The Japanese government has also contested that the section violates the India-Japan Tax Treaty. It hopes the tax demands will be rescinded since its companies are in the manufacturing sector, and India wants to expand the sector through bilateral cooperation with many of these companies from Japan. The demand “amounts to a discrimination prohibited under Article 24(3) of the India Japan Tax Treaty to disallow payments for goods purchased by the Indian subsidiaries from a non-resident”. It goes on to add that “such a situation has a significantly adverse impact on their business in India”.

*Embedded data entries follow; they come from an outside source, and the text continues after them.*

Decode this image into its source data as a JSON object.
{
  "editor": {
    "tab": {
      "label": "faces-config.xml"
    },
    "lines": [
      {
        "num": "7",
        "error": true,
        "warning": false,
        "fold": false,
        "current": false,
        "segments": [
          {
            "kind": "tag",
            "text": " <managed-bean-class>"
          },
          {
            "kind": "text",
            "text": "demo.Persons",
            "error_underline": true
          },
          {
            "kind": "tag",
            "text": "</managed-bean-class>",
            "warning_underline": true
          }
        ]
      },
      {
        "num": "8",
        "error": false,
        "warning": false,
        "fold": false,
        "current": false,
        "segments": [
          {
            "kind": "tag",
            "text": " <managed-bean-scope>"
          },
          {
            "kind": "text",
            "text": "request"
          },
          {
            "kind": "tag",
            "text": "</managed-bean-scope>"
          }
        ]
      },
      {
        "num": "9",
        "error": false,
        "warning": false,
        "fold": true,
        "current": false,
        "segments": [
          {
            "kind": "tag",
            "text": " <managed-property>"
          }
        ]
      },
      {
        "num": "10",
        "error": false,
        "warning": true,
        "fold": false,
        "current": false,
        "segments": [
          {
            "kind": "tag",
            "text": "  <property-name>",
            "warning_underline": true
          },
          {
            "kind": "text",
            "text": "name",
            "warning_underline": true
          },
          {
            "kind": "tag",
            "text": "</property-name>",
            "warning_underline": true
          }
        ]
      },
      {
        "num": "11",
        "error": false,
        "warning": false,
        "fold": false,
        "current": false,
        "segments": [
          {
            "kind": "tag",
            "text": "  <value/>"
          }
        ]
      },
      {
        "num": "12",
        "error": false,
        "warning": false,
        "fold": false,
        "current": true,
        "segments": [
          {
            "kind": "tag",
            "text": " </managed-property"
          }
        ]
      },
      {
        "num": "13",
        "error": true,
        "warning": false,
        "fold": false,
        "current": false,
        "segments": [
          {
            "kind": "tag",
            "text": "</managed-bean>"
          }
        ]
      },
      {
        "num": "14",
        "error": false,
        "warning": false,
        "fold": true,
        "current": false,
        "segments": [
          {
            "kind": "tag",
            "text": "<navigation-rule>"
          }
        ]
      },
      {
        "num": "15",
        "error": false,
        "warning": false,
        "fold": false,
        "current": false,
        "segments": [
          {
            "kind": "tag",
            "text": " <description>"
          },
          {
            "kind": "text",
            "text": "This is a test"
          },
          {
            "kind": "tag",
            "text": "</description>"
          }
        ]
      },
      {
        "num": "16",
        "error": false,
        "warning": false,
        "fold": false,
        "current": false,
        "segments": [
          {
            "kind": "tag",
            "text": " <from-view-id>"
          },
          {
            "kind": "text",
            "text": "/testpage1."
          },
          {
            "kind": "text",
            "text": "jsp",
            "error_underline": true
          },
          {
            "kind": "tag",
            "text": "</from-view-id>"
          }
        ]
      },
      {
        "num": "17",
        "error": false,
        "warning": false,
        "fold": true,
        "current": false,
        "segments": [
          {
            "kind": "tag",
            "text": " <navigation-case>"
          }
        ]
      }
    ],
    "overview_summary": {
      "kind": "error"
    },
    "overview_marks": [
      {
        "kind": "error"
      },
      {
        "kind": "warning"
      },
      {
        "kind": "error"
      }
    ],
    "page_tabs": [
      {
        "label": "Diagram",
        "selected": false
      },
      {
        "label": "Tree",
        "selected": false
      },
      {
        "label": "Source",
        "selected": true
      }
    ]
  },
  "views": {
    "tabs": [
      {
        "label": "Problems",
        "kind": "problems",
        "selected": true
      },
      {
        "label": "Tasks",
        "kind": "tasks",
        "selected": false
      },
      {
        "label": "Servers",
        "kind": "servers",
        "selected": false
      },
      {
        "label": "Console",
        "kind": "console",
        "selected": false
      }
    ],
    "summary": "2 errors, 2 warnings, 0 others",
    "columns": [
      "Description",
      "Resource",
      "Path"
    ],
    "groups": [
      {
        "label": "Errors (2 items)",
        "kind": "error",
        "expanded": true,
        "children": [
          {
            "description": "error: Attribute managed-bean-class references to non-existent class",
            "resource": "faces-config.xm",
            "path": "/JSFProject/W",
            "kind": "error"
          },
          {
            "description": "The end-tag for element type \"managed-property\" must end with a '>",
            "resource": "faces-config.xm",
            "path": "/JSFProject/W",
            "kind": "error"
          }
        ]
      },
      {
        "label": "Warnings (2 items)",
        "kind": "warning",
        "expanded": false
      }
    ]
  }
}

The tax issue will also be flagged in the Japan India chamber of commerce memorandum to be submitted to Jaitley in June. Japan’s ambassador to India, Takeshi Yagi, who has requested for an appointment to meet the finance minister, is also expected to mention the demand.
Indian tax rules are being repeatedly challenged by multi-national companies, of late. Japan joins the list of countries that already have substantially big tax disputes with India.
Speaking at the Indian Express-organised Idea Exchange recently, law minister Ravishankar Prasad said he was against the application of retrospective tax laws except in rare cases, though the government should retain the power to use it. A former revenue secretary said the rise in demands stem from the acute pressure on the tax departments to meet the budget targets for reduction of the revenue deficit set by the government in the past few years.
“Unless the deficit numbers are rationalised, it is difficult to see how these tax demands can be withdrawn,” he said.